2017’deki “reformla”, sınavlarla müfredat arasındaki makas iyiden iyiye açıldı. MEB’in uygulamaya soktuğu tematik yaklaşım, bütünlükçü yaklaşımın yerini aldı. Dönemleri veya sanatçıları birbirine bağlayan ipler kelimenin tam anlamıyla koparıldı. Örneğin Tanzimat Dönemi anlatılırken sanatçının değişik türdeki eserleri, o sanatçının hayat görüşü, edebî kişiliği, döneme katkısı sırasıyla ortaya konurdu; şimdi şiir temasında yedi sekiz şairin şiirine yer veriliyor, roman temasında beş altı yazardan seçkiler var, öykü temasında yine çeşitli dönemlerden alıntılar yapılmış. Bir sanatçının bir şiirine yer verilirken romanlarına, tiyatrolarına veya eleştirilerine değinilmeyebiliyor.
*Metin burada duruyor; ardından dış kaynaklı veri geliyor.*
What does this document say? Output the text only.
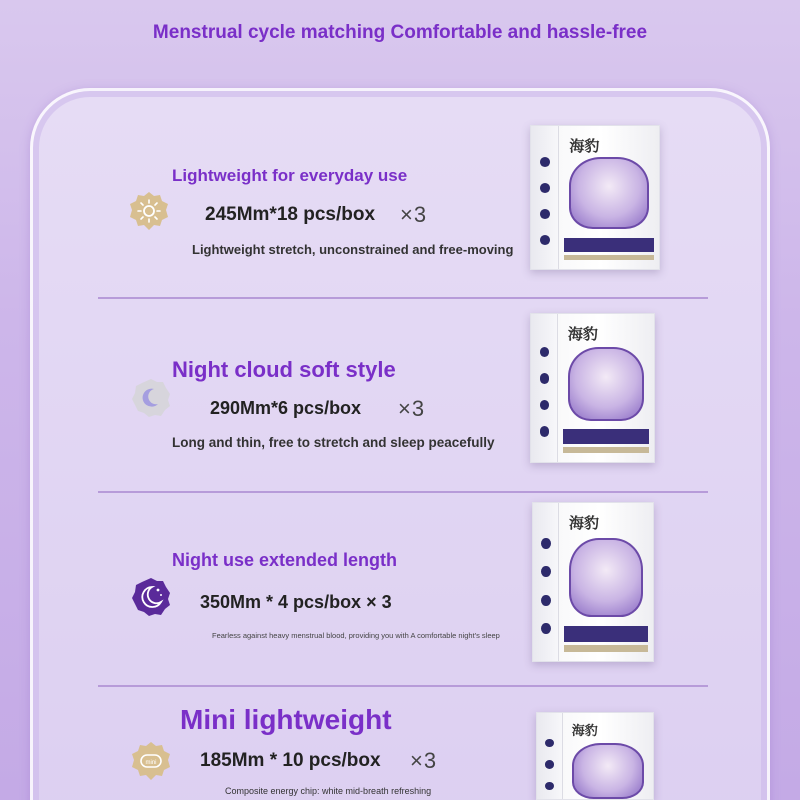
Menstrual cycle matching Comfortable and hassle-free
Lightweight for everyday use
245Mm*18 pcs/box ×3
Lightweight stretch, unconstrained and free-moving
海豹
Night cloud soft style
290Mm*6 pcs/box ×3
Long and thin, free to stretch and sleep peacefully
海豹
Night use extended length
350Mm * 4 pcs/box × 3
Fearless against heavy menstrual blood, providing you with A comfortable night's sleep
海豹
mini
Mini lightweight
185Mm * 10 pcs/box ×3
Composite energy chip: white mid-breath refreshing
海豹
Adı sıklıkla değişse de niteliği nadiren değişen ulusal sınavların her yıl uygulandığı ülkemizde lise ve ortaokul müfredatları, sayısı hatırlanamayacak kadar değişmiştir. Bilgi düzeyiyle sınırlı kalan ulusal sınavlarla kavrama ve sentez düzeyine erişmeye hevesli müfredat, birbiriyle çelişen iki ayrı sistem hâline gelmiştir. Bunca değişiklik, yeni paket, reform, düzenleme… iki temel sorun yaratmıştır: Daha çok çalışmak zorunda kalan öğrenciler ve müfredata uymak ya da uymamak işte soru bu, diye düşünen öğretmenler.
Eğitimde ilk sıralarda yer alan çoğu ülkede anaokulunda ve ilkokulun iki üç yılında öğretim tematik, ortaöğretimde ve fakültelerde bütünlükçüdür. Hangi sistemin daha iyi olduğunu tartışmak yersiz çünkü ülkemizdeki sınavın tavrı belli: Üniversite sınavı -adı ÜSS’yken de ÖYS’yken de LYS’yken de AYT’yken de- bütünlükçü yaklaşımla daha kolay edinilecek kazanımları yoklar. Örneğin Namık Kemal’e ait olmayan bir eser cevap olarak istenirken seçeneklerde sanatçının roman, eleştiri, tiyatro türlerindeki eserleri bir arada verilir. Artık, bir sanatçının romanları 9. sınıfta, tiyatroları 10. sınıfta, eleştiri ve makaleleri 11. sınıfta anlatılmaktadır. MEB kitabında şiirlerine değinilmemişse sanatçının bu yönünün sınıfta anlatılmaması söz konusu olabilmektedir. Sanatçının içinde bulunduğu döneme çoğunlukla vurgu yapılmamakta, dönemin pek çok sanatçısından hiç söz edilmemektedir. Ancak sınav, ufak çaplı değişikliklerin dışında müfredatın ve kitabın eksik bıraktığı konuları, kişileri, kavramları, dönemleri, eser içeriklerini de sormaya devam etmektedir.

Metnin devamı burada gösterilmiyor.